MALİYE'NİN UYGULAMASI ÜLKEYE ZARAR YAZDIRACAK
E-Mobilite Derneği Başkanı Osman Ataman, Hazine ve Maliye Bakanlığı'nın elektrikli şarj istasyonlarına yazar kasa takma hazırlığı içinde olduğuna dikkat çekerek bunu sakıncalı bulduklarını söyledi. “Maliye ‘her istasyon işlemden sonra fiş kessin’ diye yazarkasa entegre etmeye çalışıyor. Bu dünyadaki eğilimlere de işin ruhuna da aykırı bir şey.” diyen Ataman, “Zaten gelip mobil uygulamadan ödemesini yapıp şarj edecek. Sistem böyle, kayıtlı yürüyor. Yazar kasa eklemek milli zarar demek. Bin dolarlık ekipmanın 700 doları dışarıdan. Bunu yapmak milyonlarca dolarlık bir ithalat ve zarar demek. Teknoloji anlamında da uygun değil, yeşil ekonomi açısından da uygun değil. 2040'ta 500 bin istasyonu göreceğiz. 100 dolardan 500 milyon dolar zarar demek.” ifadelerini kullandı. Bunu öğrenince insanın aklına şu soru geliyor: “Birileri devlete yazar kasa ve fiş mi satmak istiyor?”

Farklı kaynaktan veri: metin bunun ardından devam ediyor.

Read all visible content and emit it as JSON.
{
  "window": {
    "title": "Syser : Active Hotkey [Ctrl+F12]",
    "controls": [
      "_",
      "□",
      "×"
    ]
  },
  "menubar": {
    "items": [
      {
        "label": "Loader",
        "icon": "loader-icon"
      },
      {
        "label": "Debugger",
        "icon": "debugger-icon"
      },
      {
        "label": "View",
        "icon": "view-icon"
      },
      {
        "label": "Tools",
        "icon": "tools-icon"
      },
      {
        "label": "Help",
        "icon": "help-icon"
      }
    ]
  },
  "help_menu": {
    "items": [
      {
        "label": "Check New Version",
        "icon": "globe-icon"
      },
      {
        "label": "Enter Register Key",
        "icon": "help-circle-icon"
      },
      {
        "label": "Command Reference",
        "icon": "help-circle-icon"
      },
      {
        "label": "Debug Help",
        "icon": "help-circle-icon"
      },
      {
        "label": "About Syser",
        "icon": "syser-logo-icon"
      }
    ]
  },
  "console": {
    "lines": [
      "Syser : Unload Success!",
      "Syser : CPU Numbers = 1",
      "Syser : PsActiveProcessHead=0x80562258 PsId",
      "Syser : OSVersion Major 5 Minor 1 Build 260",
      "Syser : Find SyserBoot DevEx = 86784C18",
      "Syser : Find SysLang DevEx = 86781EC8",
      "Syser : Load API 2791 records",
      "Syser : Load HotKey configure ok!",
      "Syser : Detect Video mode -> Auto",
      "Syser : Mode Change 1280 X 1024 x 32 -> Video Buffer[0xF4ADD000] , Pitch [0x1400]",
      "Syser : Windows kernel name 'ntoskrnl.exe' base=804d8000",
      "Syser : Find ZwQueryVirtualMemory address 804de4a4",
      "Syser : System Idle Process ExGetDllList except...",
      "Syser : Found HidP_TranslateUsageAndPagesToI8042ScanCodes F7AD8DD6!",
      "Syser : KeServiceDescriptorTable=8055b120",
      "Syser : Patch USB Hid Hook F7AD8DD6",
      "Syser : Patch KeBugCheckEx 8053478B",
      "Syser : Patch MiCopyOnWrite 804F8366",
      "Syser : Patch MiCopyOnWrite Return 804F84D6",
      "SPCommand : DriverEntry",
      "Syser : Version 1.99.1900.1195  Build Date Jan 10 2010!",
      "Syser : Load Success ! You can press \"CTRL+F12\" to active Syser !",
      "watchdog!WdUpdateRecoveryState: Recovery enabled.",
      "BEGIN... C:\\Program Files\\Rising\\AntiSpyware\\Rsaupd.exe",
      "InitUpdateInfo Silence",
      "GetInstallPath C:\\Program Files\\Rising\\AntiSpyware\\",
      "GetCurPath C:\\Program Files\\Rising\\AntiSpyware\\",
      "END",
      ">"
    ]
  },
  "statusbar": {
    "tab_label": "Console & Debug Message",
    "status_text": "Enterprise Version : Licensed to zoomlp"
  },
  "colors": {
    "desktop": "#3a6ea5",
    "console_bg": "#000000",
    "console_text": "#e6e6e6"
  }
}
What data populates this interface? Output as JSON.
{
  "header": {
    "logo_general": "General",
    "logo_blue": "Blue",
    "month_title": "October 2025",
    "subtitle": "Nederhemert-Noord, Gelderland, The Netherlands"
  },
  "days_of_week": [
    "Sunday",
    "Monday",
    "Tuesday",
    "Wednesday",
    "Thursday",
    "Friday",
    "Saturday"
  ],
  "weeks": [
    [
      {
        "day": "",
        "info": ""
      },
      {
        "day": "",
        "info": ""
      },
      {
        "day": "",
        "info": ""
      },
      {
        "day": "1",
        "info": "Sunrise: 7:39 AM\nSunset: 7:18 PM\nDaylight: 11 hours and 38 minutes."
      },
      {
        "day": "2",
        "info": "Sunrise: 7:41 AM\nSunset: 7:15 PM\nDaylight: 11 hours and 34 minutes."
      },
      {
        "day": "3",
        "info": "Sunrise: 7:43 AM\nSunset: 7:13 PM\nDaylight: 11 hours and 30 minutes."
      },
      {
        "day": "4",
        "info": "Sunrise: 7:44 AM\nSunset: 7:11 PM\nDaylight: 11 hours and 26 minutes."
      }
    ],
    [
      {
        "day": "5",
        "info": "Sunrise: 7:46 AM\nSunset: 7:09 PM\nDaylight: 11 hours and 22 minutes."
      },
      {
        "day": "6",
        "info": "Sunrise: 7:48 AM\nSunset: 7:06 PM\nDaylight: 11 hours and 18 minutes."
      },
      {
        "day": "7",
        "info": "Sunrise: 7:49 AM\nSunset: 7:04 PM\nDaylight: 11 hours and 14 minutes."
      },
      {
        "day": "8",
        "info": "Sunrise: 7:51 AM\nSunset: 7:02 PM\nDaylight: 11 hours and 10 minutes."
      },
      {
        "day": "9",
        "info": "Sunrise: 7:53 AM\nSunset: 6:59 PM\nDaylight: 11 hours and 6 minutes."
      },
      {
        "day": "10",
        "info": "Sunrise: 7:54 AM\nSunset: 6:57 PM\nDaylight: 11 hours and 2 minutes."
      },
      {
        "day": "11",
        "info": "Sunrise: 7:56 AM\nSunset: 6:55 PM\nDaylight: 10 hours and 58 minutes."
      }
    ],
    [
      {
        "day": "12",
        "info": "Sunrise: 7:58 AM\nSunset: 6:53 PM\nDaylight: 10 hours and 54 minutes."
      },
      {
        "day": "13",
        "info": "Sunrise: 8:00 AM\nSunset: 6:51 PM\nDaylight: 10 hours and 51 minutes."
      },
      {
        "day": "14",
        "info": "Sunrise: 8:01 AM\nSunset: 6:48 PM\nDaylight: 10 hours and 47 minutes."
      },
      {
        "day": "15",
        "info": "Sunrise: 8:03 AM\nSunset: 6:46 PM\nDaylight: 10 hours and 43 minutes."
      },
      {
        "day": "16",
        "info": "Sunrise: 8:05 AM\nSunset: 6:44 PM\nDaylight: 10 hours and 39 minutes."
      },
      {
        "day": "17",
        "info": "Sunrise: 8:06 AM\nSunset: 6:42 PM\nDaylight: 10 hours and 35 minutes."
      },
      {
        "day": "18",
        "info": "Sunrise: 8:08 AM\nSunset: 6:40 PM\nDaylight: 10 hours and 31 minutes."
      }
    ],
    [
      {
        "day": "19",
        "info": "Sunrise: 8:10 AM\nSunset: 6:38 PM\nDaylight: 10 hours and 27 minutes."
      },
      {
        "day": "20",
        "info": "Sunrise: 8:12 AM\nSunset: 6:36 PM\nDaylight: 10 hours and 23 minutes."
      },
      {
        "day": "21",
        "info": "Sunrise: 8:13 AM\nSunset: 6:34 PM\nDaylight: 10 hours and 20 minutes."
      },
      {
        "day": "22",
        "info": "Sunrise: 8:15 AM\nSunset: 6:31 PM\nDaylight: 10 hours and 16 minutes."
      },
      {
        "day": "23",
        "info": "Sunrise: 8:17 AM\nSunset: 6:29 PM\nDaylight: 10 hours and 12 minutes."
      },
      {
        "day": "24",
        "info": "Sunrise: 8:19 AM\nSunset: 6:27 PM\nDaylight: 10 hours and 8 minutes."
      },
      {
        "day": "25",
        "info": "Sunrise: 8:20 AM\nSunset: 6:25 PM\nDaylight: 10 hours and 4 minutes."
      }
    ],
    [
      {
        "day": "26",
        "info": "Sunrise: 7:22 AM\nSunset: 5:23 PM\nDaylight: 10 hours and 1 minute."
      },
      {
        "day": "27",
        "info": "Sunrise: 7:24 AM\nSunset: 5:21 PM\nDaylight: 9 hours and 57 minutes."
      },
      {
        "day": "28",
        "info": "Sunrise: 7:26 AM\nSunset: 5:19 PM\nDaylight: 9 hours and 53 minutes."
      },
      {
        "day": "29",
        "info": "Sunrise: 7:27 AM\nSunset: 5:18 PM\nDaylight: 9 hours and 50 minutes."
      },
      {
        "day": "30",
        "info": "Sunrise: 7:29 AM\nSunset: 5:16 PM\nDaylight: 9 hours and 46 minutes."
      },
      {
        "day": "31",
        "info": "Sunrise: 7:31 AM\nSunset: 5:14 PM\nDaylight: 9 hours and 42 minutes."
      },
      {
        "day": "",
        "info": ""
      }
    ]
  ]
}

TOGG VE BENZERİ MARKALARIMIZ OLACAK
Togg'un otomotivdeki elektrifikasyon sürecine katkısına değinen E-Mobilite Derneği Başkanı Osman Ataman, şunları aktardı: “Togg'un çıkışı sırasında vergi düzenlemesi gözden geçirilecek. Yollarda 60-70 bin elektrikli araç olacak. 2035'te sizinle burada oturduğumuzda, yollarda olacak araçların en az yarısını, şu an bilmiyoruz. Eskiden bildiğimiz markalardan elektrikli araç üretenler var. Şu an bilmediğimiz markalar var. Marketlerin kargo taşıma araçlarını üretenler var. 25-30 ayrı üreticinin kendi aracını üretmeye çalıştığını göreceğiz. Elektrikli araçlarda birkaç bölgesel birkaç da çok ülkeli üreticiler görebiliriz. Togg ve benzer birkaç markamız olduğunda on yıl sonraki dünyada otomotivde net ihracatçı hale gelebiliriz. Türkiye olarak iki ithalat kalemimiz olan otomotiv ve enerjide bunu sıfırlayıp artıya çevirme şansımız var. Bu süreç içinde giden doğal bir yapısal reform. Yapılan düzenlemeler ve atılan adımlar da Türkiye'yi baştan başa kapsamış güçlü bir şarj ağına ulaştıracak. Dünyada hiçbir ülkenin mevcut şebekesi bunu, süreci besleyecek enerjiyi karşılayamaz. 26 milyon aracın hepsi birden dönüşmeyecek, zamana yayılacak ve belli bir uyum içinde enerji ağı ile birlikte gelişecek. Şu an daha orada değiliz.”